Flux de capitaux mondiaux et divergence régionale
La décision de taux de la Banque du Canada reflète également la fragmentation économique régionale.La décision de la Banque du Canada en matière de taux d'intérêt reflète également la fragmentation régionale de l'économie. D'un côté, la résilience de l'économie américaine dépasse les attentes, le marché du travail restant tendu ; de l'autre, le secteur manufacturier européen continue de se contracter, et la reprise économique en Chine est inégale. Le Canada, pris entre les États-Unis et la Chine, dépend de la demande américaine pour ses exportations, tout en faisant face à la concurrence des produits chinois et aux risques de politique commerciale. Cette situation de « pris entre deux feux » oblige la Banque du Canada à adopter la voie la plus prudente : ne rien faire.
Du point de vue des flux de capitaux, les opérations de portage et les activités de carry trade se resserrent. Les taux canadiens restent inchangés, tandis que la Réserve fédérale américaine ne bouge pas non plus, laissant le taux de change USD/CAD sans direction claire à court terme. En comparaison, les banques centrales des pays émergents comme le Brésil et l'Inde sont confrontées à des arbitrages plus complexes entre inflation et croissance, avec une marge de manœuvre encore plus réduite pour ajuster les taux. Les capitaux mondiaux refluent des marchés émergents à haut rendement mais risqués vers les obligations d'État des pays développés. Cependant, l'or, en tant qu'actif dur sans risque de crédit souverain, devient un choix de neutralité pour les fonds transfrontaliers.
Perspective du cycle économique à long terme : où se trouve la fin de la normalisation des politiques ?
L'attente de la Banque du Canada indique que le processus de normalisation de la politique monétaire mondiale est entré dans un long plateau. Sur le long terme, l'ère de plus de dix ans de taux bas qui a suivi la crise financière de 2008 est terminée, mais le nouveau niveau de taux d'équilibre est loin d'être clair. Le vieillissement de la population, la démondialisation, l'accumulation de la dette et le changement climatique, entre autres facteurs, remodèlent la structure économique des deux côtés de l'offre et de la demande. Les banques centrales sont confrontées à un monde qui n'est ni en surchauffe ni en sous-refroidissement, mais rempli d'incertitudes structurelles.

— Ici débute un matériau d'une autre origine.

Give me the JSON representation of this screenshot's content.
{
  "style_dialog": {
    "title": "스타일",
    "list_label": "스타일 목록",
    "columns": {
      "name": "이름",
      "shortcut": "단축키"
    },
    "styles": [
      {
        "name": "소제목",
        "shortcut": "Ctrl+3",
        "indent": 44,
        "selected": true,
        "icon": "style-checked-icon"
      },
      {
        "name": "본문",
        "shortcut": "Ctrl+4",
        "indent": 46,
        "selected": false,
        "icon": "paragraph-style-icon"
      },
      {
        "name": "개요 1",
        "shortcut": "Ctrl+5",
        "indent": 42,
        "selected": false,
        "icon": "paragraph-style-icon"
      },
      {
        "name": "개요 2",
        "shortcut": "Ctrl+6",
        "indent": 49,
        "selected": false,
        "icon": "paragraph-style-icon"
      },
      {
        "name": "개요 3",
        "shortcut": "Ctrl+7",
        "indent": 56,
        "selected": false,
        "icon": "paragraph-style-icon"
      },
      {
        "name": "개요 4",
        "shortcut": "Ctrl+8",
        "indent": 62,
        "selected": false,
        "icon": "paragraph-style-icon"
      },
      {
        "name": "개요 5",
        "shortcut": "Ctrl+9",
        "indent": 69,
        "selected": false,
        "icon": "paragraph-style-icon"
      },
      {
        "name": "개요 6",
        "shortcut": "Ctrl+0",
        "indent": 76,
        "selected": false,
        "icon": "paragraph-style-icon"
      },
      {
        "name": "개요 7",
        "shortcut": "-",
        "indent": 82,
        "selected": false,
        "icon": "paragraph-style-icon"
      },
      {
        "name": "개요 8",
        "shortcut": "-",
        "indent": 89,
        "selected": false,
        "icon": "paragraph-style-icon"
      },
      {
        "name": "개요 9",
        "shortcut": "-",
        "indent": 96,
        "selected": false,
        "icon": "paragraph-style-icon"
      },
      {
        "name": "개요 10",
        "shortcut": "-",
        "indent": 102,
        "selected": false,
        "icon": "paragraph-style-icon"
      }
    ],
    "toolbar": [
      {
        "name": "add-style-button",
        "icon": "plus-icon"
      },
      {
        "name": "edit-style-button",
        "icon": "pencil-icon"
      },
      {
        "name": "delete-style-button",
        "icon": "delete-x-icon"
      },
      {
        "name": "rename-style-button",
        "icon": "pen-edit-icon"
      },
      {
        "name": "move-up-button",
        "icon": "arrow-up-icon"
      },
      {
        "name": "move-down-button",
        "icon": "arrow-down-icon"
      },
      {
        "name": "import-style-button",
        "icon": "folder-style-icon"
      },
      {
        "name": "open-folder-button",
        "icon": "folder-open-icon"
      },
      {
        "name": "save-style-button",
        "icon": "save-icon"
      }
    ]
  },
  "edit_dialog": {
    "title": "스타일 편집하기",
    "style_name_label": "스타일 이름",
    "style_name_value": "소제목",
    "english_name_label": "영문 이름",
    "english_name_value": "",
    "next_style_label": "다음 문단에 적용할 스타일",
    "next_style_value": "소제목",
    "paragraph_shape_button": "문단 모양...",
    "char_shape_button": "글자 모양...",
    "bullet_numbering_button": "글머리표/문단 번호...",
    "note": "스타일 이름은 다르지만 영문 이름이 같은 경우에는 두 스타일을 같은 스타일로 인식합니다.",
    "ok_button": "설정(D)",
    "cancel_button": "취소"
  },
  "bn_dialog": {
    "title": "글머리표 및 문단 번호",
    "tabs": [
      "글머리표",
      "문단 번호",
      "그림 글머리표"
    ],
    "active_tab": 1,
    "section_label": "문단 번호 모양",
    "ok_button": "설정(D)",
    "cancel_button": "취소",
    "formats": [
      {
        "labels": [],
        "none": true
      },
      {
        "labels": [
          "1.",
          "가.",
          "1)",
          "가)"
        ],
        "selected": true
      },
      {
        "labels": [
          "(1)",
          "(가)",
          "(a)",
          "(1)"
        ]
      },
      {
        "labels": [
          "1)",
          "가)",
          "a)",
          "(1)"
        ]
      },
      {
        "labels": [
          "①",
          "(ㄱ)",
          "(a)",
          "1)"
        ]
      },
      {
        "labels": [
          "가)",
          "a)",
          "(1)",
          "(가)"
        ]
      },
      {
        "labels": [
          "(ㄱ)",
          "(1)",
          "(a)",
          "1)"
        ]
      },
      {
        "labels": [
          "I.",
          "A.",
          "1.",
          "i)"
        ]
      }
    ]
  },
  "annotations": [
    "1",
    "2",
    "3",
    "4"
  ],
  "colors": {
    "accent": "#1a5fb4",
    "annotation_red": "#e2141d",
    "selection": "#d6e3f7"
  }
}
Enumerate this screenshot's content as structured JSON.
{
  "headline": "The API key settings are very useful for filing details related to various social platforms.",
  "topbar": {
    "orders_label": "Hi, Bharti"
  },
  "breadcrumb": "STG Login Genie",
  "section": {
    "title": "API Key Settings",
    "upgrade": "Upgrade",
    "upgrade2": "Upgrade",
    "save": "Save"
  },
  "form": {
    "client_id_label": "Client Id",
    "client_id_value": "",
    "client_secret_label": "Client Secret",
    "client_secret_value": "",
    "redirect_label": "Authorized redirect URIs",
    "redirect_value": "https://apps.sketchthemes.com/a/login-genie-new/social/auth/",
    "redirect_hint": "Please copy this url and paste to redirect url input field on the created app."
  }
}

Dans cet environnement, le point d'ancrage du prix de l'or n'est plus seulement le taux d'intérêt réel et l'indice du dollar américain, mais porte davantage le questionnement sur la durabilité du système monétaire actuel. La prudence de la Banque du Canada est le reflet de la « sortie de l'assouplissement mais sans oser resserrer » collective des banques centrales mondiales. La stabilité de l'or est une évaluation rationnelle de cette impasse politique à long terme.
Conclusion
La décision de la Banque du Canada de maintenir ses taux inchangés n'est pas un événement isolé, mais un microcosme de l'impasse de la politique monétaire mondiale. Le ralentissement de l'inflation offre aux banques centrales une marge de manœuvre pour attendre, mais les facteurs géopolitiques, les politiques commerciales et les changements structurels continuent de générer de l'incertitude. L'or, en tant qu'actif non directement affecté par les politiques des banques centrales, dont la stabilité des prix transmet déjà un message important : le marché se prépare pour un plateau politique plus long et plus incertain. Pour les investisseurs et les analystes politiques, comprendre cet « équilibre dans l'impasse » a plus de valeur à long terme que de chasser les fluctuations à court terme des données.